С домом, где спишь на кожаном чёрном старинном диване под картиной с рамой из деревянных цветов, привезённой из Германии после войны. С большим чёрным лаковым роялем, с фарфоровыми немецкими фигурками- девушкой с курочкой и лошадиной головой- это были часы. С доисторическими журналами Нива, где одни рекламы чего стоят- снос башки. С яблоками белый налив, которые падали на землю и разламывались зернистой сахарной мякотью. С грушей, высоченным шершавым стволом до небес- из долек груш в медном тазу варили в конце лета ведро варенья. С малиновыми колючими зарослями вдоль забора; с крыжовниковыми, просвечивающими насквозь, зелёными драгоценными камнями овальных ягод; с сизыми, с налётом мягкими сливинами, с тёмными, почти чёрными кабошенами вишен.
С кустами чудесной персидской сирени, по мокрым листьям которой, огромным, как блюдца, барабанил настойчивый дождь, когда с разъезжающимися ногами бежишь вокруг дома с сестре бабушки Полине, жившей за стеной. Поднимаешься на веранду, заросшую двумя сортами мичуринского винограда. И пролезаешь через чулан в новый Эльдорад. С огромными окнами и дверью в сад, с круглым дубовым столом под полотняной скатертью и дубовым комодом, из-за которого меня ребёнком вытаскивала бабушка, когда я прогуливала сад.
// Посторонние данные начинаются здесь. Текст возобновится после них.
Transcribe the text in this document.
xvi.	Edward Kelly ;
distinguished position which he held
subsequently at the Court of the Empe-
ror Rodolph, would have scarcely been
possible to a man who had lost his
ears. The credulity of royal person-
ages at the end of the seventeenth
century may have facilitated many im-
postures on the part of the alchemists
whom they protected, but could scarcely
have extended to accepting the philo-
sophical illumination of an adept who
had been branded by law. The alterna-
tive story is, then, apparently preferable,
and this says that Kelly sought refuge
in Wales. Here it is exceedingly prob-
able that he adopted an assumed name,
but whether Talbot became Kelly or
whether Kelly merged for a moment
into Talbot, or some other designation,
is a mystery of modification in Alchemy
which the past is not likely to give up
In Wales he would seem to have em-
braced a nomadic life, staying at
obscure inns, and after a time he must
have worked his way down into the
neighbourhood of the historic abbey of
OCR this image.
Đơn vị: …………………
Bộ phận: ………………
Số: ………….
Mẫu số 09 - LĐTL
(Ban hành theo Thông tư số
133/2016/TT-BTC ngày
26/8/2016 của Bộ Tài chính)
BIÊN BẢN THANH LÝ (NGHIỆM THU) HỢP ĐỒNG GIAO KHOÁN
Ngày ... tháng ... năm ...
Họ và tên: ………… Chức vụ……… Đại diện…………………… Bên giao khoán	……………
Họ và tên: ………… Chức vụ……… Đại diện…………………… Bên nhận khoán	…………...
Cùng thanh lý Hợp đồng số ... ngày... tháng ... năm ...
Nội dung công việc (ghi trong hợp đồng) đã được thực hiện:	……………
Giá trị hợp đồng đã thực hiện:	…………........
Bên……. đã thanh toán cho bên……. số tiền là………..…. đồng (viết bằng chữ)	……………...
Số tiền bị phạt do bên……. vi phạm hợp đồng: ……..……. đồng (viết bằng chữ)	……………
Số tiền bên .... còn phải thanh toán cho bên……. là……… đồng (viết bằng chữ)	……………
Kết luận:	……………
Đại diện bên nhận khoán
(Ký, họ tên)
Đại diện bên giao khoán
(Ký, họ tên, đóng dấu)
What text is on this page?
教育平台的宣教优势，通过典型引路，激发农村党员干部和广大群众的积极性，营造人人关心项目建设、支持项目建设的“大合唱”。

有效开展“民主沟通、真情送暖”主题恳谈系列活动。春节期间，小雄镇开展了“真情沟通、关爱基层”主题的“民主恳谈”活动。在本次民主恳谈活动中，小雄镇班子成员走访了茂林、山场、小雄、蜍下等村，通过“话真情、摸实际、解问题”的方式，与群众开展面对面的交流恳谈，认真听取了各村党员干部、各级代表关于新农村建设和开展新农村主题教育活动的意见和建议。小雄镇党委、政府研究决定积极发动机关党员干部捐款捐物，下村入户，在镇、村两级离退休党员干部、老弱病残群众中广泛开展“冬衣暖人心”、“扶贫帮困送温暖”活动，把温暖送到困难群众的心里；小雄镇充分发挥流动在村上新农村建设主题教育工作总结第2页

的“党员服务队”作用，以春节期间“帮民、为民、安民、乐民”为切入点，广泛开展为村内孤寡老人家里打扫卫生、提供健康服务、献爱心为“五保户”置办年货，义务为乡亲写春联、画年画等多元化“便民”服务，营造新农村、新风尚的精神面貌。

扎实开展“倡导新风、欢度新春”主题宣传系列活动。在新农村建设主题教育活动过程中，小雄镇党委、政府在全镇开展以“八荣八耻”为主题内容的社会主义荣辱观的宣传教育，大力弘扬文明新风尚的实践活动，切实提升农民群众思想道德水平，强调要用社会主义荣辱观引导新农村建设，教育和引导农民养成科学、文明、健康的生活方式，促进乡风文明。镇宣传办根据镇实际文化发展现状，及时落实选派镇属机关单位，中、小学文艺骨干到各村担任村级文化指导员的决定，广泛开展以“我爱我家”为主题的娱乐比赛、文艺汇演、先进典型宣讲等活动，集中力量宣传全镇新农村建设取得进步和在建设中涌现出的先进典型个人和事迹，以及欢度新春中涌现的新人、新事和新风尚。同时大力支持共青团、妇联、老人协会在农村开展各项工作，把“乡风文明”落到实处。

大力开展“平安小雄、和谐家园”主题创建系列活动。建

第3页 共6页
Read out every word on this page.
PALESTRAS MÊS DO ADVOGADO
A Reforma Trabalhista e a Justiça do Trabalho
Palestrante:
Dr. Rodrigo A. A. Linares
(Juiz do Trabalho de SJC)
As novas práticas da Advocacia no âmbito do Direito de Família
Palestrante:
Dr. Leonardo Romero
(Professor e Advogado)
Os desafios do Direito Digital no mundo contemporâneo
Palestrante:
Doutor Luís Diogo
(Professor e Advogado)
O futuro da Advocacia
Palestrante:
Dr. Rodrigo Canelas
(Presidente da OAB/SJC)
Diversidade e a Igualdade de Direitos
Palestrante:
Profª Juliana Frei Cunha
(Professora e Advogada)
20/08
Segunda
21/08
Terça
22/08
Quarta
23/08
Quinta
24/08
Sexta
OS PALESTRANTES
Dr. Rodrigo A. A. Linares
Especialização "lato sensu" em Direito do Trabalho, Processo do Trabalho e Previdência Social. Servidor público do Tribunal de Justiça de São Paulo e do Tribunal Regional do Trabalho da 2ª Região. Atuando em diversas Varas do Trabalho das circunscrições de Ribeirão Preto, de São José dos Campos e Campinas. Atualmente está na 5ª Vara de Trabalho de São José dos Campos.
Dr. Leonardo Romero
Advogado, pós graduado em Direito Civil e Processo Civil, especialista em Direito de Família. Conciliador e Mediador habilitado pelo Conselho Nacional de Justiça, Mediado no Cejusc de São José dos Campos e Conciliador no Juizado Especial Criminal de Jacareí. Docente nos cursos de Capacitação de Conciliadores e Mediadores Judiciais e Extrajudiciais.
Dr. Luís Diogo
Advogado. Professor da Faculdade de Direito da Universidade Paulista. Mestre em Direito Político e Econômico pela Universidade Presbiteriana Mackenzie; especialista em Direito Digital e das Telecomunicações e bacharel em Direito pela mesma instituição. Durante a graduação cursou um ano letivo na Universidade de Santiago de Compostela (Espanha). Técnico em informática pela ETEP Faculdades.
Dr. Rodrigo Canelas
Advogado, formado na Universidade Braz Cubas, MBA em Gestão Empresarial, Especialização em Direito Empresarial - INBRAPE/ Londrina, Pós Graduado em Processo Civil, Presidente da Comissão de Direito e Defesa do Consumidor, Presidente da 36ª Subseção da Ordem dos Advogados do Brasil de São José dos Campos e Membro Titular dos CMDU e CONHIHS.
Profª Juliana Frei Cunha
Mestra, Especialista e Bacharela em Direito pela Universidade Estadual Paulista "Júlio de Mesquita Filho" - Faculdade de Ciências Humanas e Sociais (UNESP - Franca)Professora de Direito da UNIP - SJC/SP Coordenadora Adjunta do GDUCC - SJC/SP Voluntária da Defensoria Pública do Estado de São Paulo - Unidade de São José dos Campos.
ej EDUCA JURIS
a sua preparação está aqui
Где тебя кормят кислыми щами с уткой, винегретом- свёклу, морковку и картошку буквально только что выдернули из земли. Такого винегрета нет нигде во всём белом свете.
С церковью, белокаменным шпилем, высоко над рекой, где меня крестили когда-то. С зимним, укутанным белым снежным покрывалом, садом; с белобокой сорокой на ветке, да одиноким, сморщенным коричневым яблочком, оставшемся с лета. С брожениями по городку одной- город весь принадлежит тебе- с центральными улицами, персиковыми сталинками, рогатыми троллейбусами. Деревянными домиками на боковых улочках, с квашеной капустой и солёными хрустящими огурцами в тесных овощных затерянных магазинчиках. Можно взять билет на самолёт, на поезд и смотаться в прошлое, которого уже нет. Только в прошлое не возвращаются.